1. Education

Roche Moutonnée, Wales

Visual Glossary of Glacial Features

A roche moutonnée ("rawsh mootenay") is an elongated knob of bedrock that has been carved and smoothed by an overriding glacier. (more below)
Well-ground ground
Photo courtesy Reguiieee via Wikimedia Commons (fair use policy)
The typical roche moutonnée is a small rocky landform, oriented in the direction the glacier flowed. The upstream or stoss side is gently sloping and smooth, and the downstream or lee side is steep and rough. That is generally the opposite of how a drumlin (a similar but larger body of sediment) is shaped. This example is in Cadair Idris Valley, Wales.

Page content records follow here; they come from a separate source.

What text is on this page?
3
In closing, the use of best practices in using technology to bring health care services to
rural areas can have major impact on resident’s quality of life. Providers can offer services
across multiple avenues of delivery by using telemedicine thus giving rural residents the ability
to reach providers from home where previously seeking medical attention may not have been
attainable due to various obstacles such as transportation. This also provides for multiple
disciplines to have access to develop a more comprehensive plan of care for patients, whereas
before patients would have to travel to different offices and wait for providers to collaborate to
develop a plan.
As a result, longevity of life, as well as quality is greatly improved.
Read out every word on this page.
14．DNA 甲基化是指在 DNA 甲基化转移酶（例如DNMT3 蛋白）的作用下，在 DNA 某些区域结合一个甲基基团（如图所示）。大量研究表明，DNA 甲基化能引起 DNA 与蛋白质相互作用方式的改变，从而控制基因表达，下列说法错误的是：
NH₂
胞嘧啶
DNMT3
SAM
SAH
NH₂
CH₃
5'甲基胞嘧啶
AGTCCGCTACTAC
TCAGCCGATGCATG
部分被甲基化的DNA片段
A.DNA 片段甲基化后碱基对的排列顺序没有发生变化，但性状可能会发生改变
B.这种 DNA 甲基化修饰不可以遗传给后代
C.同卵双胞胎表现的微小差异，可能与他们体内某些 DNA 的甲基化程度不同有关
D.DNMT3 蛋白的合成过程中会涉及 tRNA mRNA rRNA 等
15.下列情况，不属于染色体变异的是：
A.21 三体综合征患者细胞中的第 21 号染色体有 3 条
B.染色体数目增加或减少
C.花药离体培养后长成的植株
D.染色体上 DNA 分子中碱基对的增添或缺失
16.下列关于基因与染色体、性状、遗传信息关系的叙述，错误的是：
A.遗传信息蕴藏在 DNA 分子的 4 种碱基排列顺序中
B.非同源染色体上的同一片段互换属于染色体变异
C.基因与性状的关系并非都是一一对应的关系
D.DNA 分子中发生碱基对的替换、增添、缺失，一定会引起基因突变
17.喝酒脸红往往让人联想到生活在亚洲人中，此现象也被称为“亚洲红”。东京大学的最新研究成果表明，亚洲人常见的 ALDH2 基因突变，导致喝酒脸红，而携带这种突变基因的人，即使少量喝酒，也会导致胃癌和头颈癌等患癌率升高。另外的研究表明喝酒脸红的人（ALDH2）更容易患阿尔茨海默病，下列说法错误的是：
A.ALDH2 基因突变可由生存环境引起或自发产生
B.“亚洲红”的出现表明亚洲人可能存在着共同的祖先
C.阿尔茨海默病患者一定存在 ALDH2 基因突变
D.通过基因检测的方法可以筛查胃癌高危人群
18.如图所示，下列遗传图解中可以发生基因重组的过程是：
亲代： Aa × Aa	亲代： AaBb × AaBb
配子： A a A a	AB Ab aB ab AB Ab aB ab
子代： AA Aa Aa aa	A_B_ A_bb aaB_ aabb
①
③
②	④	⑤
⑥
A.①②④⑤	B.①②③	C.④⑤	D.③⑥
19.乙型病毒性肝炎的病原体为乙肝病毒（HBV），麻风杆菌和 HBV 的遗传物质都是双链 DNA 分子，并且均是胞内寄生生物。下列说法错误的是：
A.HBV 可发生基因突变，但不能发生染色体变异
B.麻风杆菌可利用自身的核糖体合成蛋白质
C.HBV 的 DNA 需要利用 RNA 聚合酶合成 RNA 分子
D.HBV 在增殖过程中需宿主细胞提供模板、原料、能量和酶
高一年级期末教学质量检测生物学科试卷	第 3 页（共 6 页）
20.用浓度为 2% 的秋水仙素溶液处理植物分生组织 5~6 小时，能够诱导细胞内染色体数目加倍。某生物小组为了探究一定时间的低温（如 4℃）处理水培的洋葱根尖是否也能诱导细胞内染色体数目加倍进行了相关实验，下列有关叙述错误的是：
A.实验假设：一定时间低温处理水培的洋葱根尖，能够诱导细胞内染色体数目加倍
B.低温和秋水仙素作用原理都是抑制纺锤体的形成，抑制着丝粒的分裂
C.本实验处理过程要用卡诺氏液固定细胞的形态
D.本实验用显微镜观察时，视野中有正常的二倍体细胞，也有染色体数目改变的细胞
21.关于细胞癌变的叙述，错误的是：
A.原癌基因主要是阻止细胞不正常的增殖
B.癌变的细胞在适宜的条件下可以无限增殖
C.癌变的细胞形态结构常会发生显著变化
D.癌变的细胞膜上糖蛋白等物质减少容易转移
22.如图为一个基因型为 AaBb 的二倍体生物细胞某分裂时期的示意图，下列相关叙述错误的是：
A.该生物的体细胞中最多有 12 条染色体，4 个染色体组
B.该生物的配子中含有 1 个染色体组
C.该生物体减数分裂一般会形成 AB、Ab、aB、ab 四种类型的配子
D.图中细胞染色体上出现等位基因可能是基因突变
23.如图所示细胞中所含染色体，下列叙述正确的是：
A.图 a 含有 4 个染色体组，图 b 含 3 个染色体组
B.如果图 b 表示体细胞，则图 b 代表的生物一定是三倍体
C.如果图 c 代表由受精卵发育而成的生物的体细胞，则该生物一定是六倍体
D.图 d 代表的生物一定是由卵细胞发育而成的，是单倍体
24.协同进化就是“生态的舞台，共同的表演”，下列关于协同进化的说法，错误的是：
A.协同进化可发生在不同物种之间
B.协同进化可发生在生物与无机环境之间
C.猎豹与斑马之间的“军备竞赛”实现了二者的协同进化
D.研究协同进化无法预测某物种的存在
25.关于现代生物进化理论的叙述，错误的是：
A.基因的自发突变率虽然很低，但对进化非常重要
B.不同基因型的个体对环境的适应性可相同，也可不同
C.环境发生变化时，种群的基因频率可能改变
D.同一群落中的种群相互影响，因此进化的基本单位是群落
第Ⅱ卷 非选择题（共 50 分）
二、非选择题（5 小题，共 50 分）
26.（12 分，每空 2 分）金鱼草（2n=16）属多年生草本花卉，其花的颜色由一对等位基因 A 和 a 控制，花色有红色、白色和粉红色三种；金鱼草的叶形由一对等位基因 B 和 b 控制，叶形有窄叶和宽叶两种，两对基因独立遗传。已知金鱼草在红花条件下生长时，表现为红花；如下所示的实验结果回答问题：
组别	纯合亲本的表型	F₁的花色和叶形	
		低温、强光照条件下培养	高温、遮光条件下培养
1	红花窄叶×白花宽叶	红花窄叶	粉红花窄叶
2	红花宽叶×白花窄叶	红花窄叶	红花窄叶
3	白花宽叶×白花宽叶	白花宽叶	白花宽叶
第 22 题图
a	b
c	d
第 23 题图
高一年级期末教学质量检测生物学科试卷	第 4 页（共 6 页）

Many glacial features were first described in the Alps by French- and German-speaking scientists. Horace Benedict de Saussure first used the word moutonnée ("fleecy") in 1776 to describe a large set of knobs of rounded bedrock. (Saussure also named seracs.) Today a roche moutonnée is widely believed to mean a rock knob that resembles a grazing sheep (mouton), but that isn't really true. "Roche moutonnée" is simply a technical name nowadays, and it's better not to make assumptions based on the etymology of the word. Also, the term is often applied to large bedrock hills that have a streamlined shape, but it should be restricted to landforms that owe their primary shape to glacial action, not preexisting hills that were merely polished by it.